O grupo armado, liderado pela etnia tutsi e cujo nome significa “Movimento de 23 de Março”, entrou no domingo nessa localidade estratégica, que faz fronteira com Ruanda e é rica em minerais indispensáveis para o setor tecnológico.
A RD Congo acusa Ruanda de tentar saquear as numerosas riquezas naturais da região. Ruanda, que nega as acusações, denuncia a presença de grupos hostis ao seu governo no lado congolês.
Uma fonte de segurança informou nesta terça-feira que os milicianos haviam tomado o aeroporto. “Mais de 1.200 militares congoleses se renderam e estão cercados em uma base da Monusco [a missão da ONU na RD Congo] no aeródromo”, afirmou.
A sede da autoridade provincial, a governadoria, também foi ocupada, constatou um jornalista da AFP na cidade, capital da província de Kivu do Norte.
Vivian van de Perre, responsável pela Monusco, alertou para o risco de ataques motivados por questões étnicas na região, à medida que a situação continua a se deteriorar.
O leste da RD Congo enfrenta há décadas uma violência persistente, provocada por rivalidades regionais, disputas étnicas e conflitos com grupos armados, exacerbados desde o genocídio ruandês de 1994.
– “Roubaram tudo de nós” –
Os confrontos em Goma resultaram em incidentes na capital do país, Kinshasa, situada mais de 2.600 km a oeste.
Um grupo de manifestantes atacou várias embaixadas, entre elas a de Ruanda, país acusado pelas autoridades congolesas de “declarar guerra” contra a RD Congo.
Também foram atacadas as delegações diplomáticas da França, Bélgica e Estados Unidos, países criticados por sua inação diante da atual crise.
A chefe da diplomacia europeia, Kaja Kallas, classificou os ataques como “inaceitáveis”. A embaixada dos Estados Unidos, por sua vez, instou seus cidadãos a deixarem o país.
Nas ruas de Goma, numerosos corpos de soldados e civis estavam espalhados, segundo jornalistas da AFP.
Os moradores tentavam chegar a armazéns de alimentos e produtos de primeira necessidade.

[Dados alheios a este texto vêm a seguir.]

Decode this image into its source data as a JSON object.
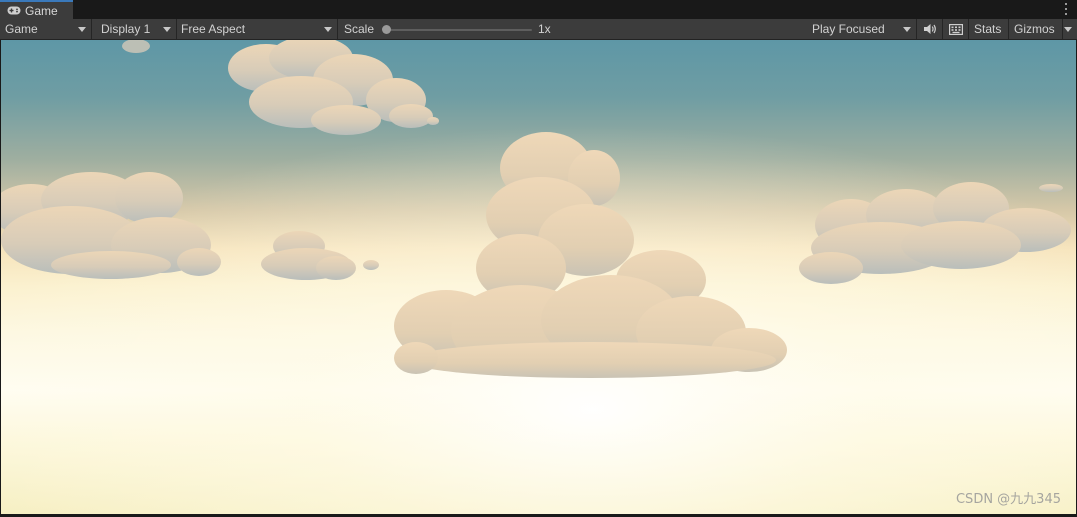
{
  "tab": {
    "label": "Game",
    "icon": "gamepad-icon"
  },
  "toolbar": {
    "view_select": "Game",
    "display_select": "Display 1",
    "aspect_select": "Free Aspect",
    "scale_label": "Scale",
    "scale_value": "1x",
    "scale_fraction": 0.0,
    "play_mode_select": "Play Focused",
    "audio_icon": "speaker-icon",
    "stats_icon": "keyboard-grid-icon",
    "stats_label": "Stats",
    "gizmos_label": "Gizmos"
  },
  "scene": {
    "watermark": "CSDN @九九345"
  },
  "colors": {
    "panel_bg": "#3c3c3c",
    "window_bg": "#191919",
    "tab_accent": "#3a79bb",
    "text": "#d2d2d2",
    "sky_top": "#5e97a6",
    "sky_horizon": "#fffdf2",
    "cloud": "#cfc7b8"
  }
}
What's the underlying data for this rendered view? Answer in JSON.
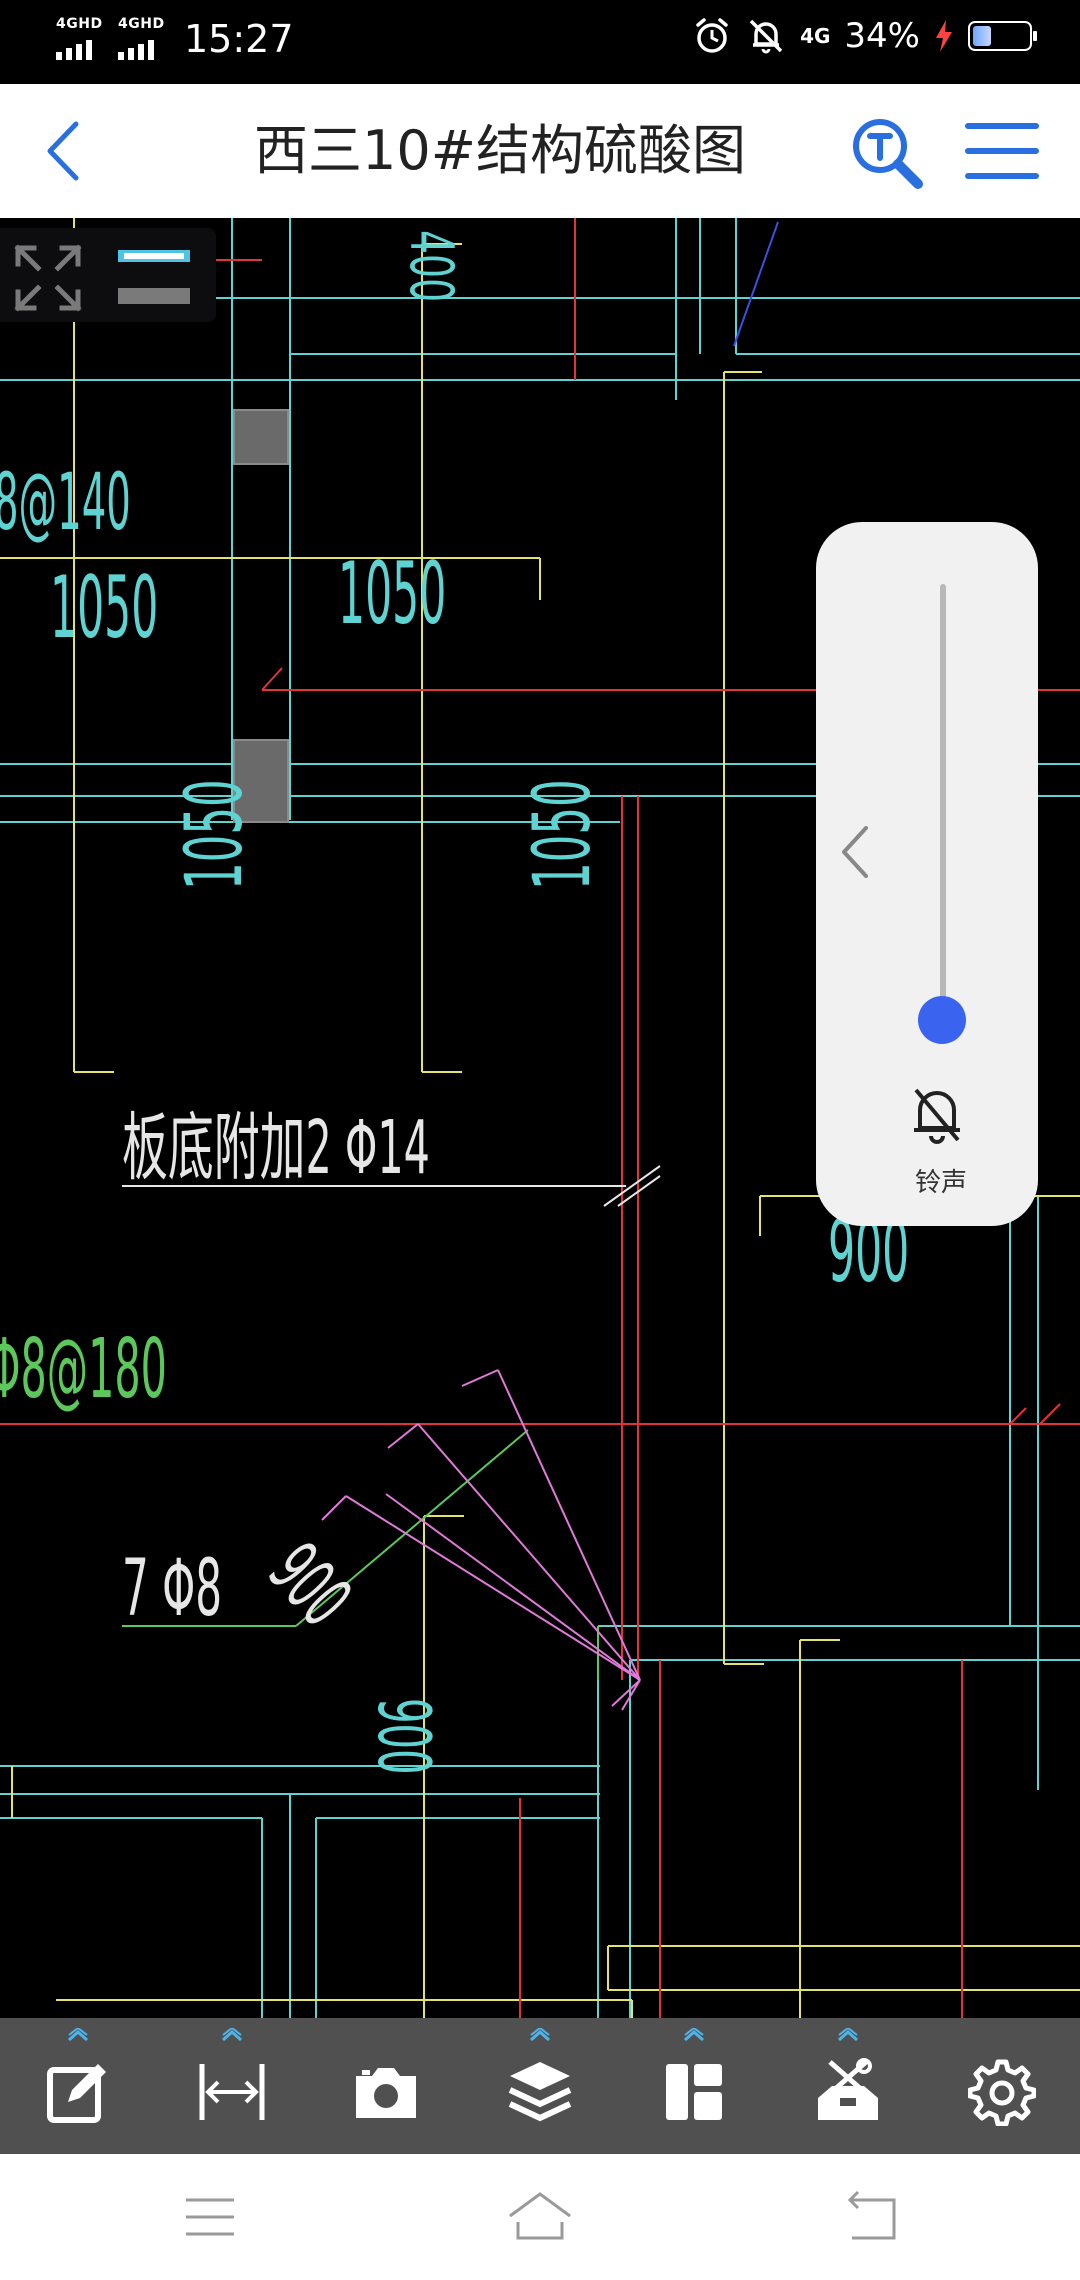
{
  "status_bar": {
    "sim1_network": "4GHD",
    "sim2_network": "4GHD",
    "time": "15:27",
    "data_network": "4G",
    "battery_percent": "34%",
    "battery_level": 0.34,
    "icons": [
      "alarm-icon",
      "mute-icon",
      "charging-icon"
    ]
  },
  "header": {
    "title": "西三10#结构硫酸图",
    "back_icon": "chevron-left-icon",
    "text_search_icon": "text-search-icon",
    "menu_icon": "hamburger-menu-icon"
  },
  "drawing": {
    "labels": {
      "rebar_top_left": "8@140",
      "dim_1050_a": "1050",
      "dim_1050_b": "1050",
      "dim_1050_c": "1050",
      "dim_1050_d": "1050",
      "dim_400": "400",
      "note_slab": "板底附加2 Φ14",
      "rebar_180": "Φ8@180",
      "rebar_7": "7 Φ8",
      "dim_900_a": "900",
      "dim_900_b": "900",
      "dim_900_c": "900"
    }
  },
  "volume_popup": {
    "label": "铃声",
    "level": 0.0
  },
  "toolbar": {
    "items": [
      "edit-annotation-icon",
      "measure-icon",
      "camera-icon",
      "layers-icon",
      "layout-icon",
      "toolbox-icon",
      "settings-icon"
    ]
  },
  "colors": {
    "cad_background": "#000000",
    "cyan": "#5fd2d2",
    "yellow": "#e3e36a",
    "red": "#e0343a",
    "green": "#5cc85c",
    "white": "#e6e6e6",
    "magenta": "#e07ad8",
    "accent_blue": "#2a6fe0",
    "toolbar_bg": "#505050"
  }
}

A maioria permanece trancada em casa há quatro dias, sem água nem eletricidade, devido aos intensos combates e bombardeios.
Apesar dos constantes disparos, alguns se arriscaram a ir até um lago próximo em busca de água, relataram correspondentes da AFP nesta terça-feira.
Alguns moradores relataram ter sido roubados por soldados ou milicianos congoleses. “Eles roubaram tudo de nós, nossos telefones, até nossos sapatos. Nós os vimos tirando suas roupas e jogando fora suas armas”, disse Jospin Nyolemwaka, que fugiu de seu bairro.
“Estamos começando a sair, mas ontem houve saques. Vimos cadáveres na estrada”, disse outro morador à AFP.
– Crise humanitária –
A ONU e o Comitê Internacional da Cruz Vermelha (CICV) alertaram que os combates terão muitas consequências devastadoras, como estupros, saques, escassez de alimentos e o risco de propagação do vírus de doenças como Ebola, cólera e sarampo.
Nos últimos anos, o M23, um grupo predominantemente tútsi, conquistou grandes áreas de território no leste da RDC, alegando que luta para defender a população de sua etnia.
Não ficou claro quais partes de Goma estavam sob o controle das forças congolesas ou do M23, que alegou ter tomado a cidade na noite de domingo.
“Nossas equipes de cirurgiões trabalham incansavelmente para lidar com o fluxo maciço de feridos”, disse à AFP Myriam Favier, chefe do CICV na província de Kivu do Norte.
A ofensiva também desencadeou uma crise humanitária, que forçou meio milhão de pessoas a deixar suas casas desde o início do ano, informou a agência da ONU para refugiados na segunda-feira.
“A situação humanitária em Goma e nas imediações continua extremamente preocupante”, afirmou Jens Laerke, porta-voz do Escritório de Assuntos Humanitários da ONU (Ocha).
O presidente congolês, Félix Tshisekedi, que ainda não falou desde o início da crise, deve fazer um discurso à nação na noite desta terça-feira.